Segundo o levantamento, nos locais em que é possível entrar e atuar, a Light consegue operar convenientemente, como ocorreu na comunidade do Borgauto, em Bonsucesso. A área corresponde ao terreno de uma antiga fábrica, ocupada pela favelização. Neste local, a distribuidora conseguiu regularizar mais de 750 clientes. Mesmo assim, enfrentou dificuldade frente ao aliciamento de moradores por quadrilhas de milícia, com a proposta de realizar ligações clandestinas na rede elétrica e pagar valores bem menores.

Este exemplo é muito comum nas regiões do Rio de Janeiro dominadas por milícias. Nestas áreas, a Light consegue atuar e realiza trocas e melhorias na rede para garantir a qualidade do serviço. Em seguida, esses grupos criminosos pressionam os moradores para que aceitem o fornecimento proveniente de furto ou ligações clandestinas e os paguem uma taxa fixa pelo consumo de energia elétrica. Em alguns casos, o preço final pago pelo consumidor ilegal é maior do que o oferecido pelo serviço legalizado, porém a opção clandestina é imposta por ameaças de violência realizadas pelo grupo miliciano dominante no local, o mesmo que detém o monopólio sobre outros serviços, como gás e TV a cabo. Neste sentido, a ação ilegal torna-se mais acessível e a impunidade faz o consumidor ver esta prática como algo natural, fomentando ainda mais a cultura de informalidade da sociedade.

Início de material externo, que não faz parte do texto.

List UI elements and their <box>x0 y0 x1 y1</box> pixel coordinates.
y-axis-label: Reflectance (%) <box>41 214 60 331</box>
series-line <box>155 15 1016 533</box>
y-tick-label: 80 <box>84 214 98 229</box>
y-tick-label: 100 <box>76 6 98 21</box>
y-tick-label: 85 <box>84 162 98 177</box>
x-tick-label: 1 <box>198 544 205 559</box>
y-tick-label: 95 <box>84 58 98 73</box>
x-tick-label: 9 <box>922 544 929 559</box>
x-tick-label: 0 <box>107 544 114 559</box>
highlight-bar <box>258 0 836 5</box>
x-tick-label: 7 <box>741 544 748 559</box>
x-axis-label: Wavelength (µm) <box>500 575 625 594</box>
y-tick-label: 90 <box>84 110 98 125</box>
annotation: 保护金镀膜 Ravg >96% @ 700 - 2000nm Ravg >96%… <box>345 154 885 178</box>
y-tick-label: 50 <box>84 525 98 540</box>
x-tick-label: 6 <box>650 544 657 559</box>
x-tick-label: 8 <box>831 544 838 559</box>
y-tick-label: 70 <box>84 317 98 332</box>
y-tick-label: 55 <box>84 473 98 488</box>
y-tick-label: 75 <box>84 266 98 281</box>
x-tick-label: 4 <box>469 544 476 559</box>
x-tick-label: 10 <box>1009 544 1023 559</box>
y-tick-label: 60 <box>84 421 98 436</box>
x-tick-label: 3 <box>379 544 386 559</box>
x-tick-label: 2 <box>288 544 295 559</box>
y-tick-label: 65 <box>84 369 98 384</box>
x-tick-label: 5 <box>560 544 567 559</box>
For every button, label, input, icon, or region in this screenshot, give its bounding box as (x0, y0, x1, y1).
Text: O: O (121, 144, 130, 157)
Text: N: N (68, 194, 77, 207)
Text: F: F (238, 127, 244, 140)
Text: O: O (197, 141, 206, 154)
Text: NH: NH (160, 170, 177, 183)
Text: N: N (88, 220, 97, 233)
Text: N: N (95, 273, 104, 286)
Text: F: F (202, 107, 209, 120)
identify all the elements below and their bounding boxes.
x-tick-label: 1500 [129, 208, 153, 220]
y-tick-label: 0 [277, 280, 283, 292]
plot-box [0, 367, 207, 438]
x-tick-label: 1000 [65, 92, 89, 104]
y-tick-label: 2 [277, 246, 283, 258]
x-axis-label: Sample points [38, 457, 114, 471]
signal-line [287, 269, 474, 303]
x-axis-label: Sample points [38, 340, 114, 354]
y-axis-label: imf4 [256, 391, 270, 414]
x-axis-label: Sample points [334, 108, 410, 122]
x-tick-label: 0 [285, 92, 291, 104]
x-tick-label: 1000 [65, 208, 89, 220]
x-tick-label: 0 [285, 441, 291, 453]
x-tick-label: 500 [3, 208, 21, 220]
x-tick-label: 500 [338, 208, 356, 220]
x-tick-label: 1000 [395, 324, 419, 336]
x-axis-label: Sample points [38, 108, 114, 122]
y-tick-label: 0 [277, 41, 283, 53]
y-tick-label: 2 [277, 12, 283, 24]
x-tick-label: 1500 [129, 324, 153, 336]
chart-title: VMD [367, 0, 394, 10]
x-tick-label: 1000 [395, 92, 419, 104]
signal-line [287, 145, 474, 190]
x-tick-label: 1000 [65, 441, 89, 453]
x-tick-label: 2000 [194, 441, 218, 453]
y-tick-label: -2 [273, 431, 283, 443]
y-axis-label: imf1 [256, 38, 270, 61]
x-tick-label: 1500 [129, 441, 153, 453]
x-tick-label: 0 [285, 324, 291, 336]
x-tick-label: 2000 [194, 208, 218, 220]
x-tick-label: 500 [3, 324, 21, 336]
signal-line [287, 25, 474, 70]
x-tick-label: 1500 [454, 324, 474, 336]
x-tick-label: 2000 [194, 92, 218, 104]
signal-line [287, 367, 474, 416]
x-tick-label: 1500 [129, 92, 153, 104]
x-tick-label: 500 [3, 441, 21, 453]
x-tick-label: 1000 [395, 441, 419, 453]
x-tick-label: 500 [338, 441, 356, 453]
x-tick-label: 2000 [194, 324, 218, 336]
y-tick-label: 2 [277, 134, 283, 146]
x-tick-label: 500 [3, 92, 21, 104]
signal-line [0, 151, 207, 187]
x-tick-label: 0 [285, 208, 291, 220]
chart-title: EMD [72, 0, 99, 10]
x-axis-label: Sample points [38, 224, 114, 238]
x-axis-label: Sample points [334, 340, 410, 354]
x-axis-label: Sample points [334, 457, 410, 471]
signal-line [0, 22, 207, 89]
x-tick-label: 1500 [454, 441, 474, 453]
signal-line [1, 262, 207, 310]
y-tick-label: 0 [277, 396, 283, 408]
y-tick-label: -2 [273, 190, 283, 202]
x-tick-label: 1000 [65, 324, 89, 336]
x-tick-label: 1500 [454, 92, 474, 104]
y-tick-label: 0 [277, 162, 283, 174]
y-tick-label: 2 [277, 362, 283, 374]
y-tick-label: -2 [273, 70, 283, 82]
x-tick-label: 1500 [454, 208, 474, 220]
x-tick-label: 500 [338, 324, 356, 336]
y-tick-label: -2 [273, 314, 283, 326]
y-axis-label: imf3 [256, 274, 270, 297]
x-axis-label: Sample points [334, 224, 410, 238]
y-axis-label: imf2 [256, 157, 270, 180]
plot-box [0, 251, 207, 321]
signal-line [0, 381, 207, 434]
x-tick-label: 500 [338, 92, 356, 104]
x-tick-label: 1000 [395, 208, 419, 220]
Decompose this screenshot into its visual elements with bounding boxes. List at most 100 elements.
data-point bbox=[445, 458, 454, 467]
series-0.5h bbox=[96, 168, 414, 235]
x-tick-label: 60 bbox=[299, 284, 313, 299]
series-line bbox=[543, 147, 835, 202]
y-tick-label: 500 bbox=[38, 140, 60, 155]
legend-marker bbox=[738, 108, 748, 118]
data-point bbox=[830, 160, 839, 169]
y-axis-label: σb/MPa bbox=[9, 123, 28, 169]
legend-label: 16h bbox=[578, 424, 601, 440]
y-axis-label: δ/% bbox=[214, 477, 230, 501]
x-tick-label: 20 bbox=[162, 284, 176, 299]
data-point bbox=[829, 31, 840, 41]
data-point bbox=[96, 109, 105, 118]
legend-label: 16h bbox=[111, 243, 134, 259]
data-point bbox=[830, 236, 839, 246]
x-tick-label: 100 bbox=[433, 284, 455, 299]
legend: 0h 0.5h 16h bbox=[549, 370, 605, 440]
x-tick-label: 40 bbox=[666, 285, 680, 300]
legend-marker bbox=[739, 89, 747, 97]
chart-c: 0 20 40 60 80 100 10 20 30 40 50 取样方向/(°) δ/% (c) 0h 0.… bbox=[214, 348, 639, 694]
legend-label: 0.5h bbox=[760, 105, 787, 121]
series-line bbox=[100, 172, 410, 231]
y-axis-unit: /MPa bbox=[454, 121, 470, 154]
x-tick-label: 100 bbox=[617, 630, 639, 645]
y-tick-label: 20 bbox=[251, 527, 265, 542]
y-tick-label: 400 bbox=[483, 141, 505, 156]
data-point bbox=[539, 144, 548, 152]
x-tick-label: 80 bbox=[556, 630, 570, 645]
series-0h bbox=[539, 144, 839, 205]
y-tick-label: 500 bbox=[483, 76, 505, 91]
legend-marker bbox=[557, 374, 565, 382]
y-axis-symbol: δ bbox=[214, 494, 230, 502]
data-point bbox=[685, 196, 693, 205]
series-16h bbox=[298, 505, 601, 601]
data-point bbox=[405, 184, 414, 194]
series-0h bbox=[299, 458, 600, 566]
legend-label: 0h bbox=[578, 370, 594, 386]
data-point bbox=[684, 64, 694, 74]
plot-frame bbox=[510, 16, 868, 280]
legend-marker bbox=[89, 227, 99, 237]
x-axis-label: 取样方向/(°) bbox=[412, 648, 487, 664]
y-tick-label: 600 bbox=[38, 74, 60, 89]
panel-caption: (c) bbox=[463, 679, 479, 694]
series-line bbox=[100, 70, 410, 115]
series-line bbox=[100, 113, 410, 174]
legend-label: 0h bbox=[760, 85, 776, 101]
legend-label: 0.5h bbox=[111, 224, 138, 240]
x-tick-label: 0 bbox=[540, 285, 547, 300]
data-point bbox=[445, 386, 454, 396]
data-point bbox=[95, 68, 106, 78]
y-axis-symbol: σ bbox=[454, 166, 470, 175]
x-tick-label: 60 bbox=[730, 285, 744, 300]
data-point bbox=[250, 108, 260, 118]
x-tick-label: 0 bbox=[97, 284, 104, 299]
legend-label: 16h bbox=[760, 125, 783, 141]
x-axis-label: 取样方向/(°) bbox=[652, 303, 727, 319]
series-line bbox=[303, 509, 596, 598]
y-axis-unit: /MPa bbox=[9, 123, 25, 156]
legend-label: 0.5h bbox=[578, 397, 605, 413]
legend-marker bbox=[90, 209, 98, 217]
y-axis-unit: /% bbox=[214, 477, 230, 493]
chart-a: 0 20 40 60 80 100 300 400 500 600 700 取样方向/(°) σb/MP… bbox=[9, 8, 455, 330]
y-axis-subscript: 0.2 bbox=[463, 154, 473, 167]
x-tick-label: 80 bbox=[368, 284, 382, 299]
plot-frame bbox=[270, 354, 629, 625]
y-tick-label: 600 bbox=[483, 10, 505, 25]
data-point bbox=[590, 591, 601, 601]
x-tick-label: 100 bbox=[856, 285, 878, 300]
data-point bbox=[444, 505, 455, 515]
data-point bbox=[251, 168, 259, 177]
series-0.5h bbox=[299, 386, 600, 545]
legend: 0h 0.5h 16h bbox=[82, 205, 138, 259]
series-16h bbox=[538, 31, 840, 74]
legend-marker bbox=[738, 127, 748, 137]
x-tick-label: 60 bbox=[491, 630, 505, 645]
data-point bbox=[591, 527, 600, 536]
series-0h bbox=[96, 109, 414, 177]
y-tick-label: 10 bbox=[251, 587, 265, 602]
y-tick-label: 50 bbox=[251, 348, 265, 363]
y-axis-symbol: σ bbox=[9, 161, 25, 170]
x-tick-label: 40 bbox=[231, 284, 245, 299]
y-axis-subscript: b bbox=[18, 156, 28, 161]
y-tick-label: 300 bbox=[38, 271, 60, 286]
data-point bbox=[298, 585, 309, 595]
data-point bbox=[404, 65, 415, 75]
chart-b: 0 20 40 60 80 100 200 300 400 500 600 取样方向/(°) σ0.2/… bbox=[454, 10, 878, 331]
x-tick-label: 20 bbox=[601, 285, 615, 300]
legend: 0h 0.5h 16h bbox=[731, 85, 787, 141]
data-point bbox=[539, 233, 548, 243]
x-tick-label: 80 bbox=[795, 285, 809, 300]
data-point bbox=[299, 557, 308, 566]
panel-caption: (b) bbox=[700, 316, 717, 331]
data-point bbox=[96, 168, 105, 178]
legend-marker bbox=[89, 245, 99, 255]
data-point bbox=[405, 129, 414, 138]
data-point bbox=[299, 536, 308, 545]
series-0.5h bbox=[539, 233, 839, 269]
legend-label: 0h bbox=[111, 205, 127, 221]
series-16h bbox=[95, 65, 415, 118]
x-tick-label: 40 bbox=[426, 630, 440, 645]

Em função da necessidade de melhorar a imagem da concessionária junto às comunidades e de conscientizar a população de que o furto de energia é o principal responsável pela falta de luz, a principal alternativa de atuação da Light tem sido fortalecer a interação com a comunidade e com as lideranças locais. A distribuidora possui um departamento especifico para trabalhar na busca de parcerias com os líderes das comunidades e realizar palestras de conscientização na comunidade contra o furto de energia e o uso eficiente do serviço. Além disso, a concessionária promove visitas de estudantes ao Instituto Light, com palestras, conteúdos e exposições educativas. A intenção é atingir ao público jovem para que, desde novos, aprendam sobre a utilização racional da energia elétrica e os perigos da realização de ligações clandestinas.

O estudo foi elaborado por três integrantes do Gesel, sigla do Grupo de Estudos do Setor Elétrico da UFRJ.

O link com a pesquisa completa pode ser acessado neste endereço: http://www.gesel.ie.ufrj.br/app/webroot/files/IFES/BV/livrolight.pdf

O Portal Eu Rio entrou em contato com assessores de imprensa da Light e aguarda posicionamento da empresa sobre essa pesquisa.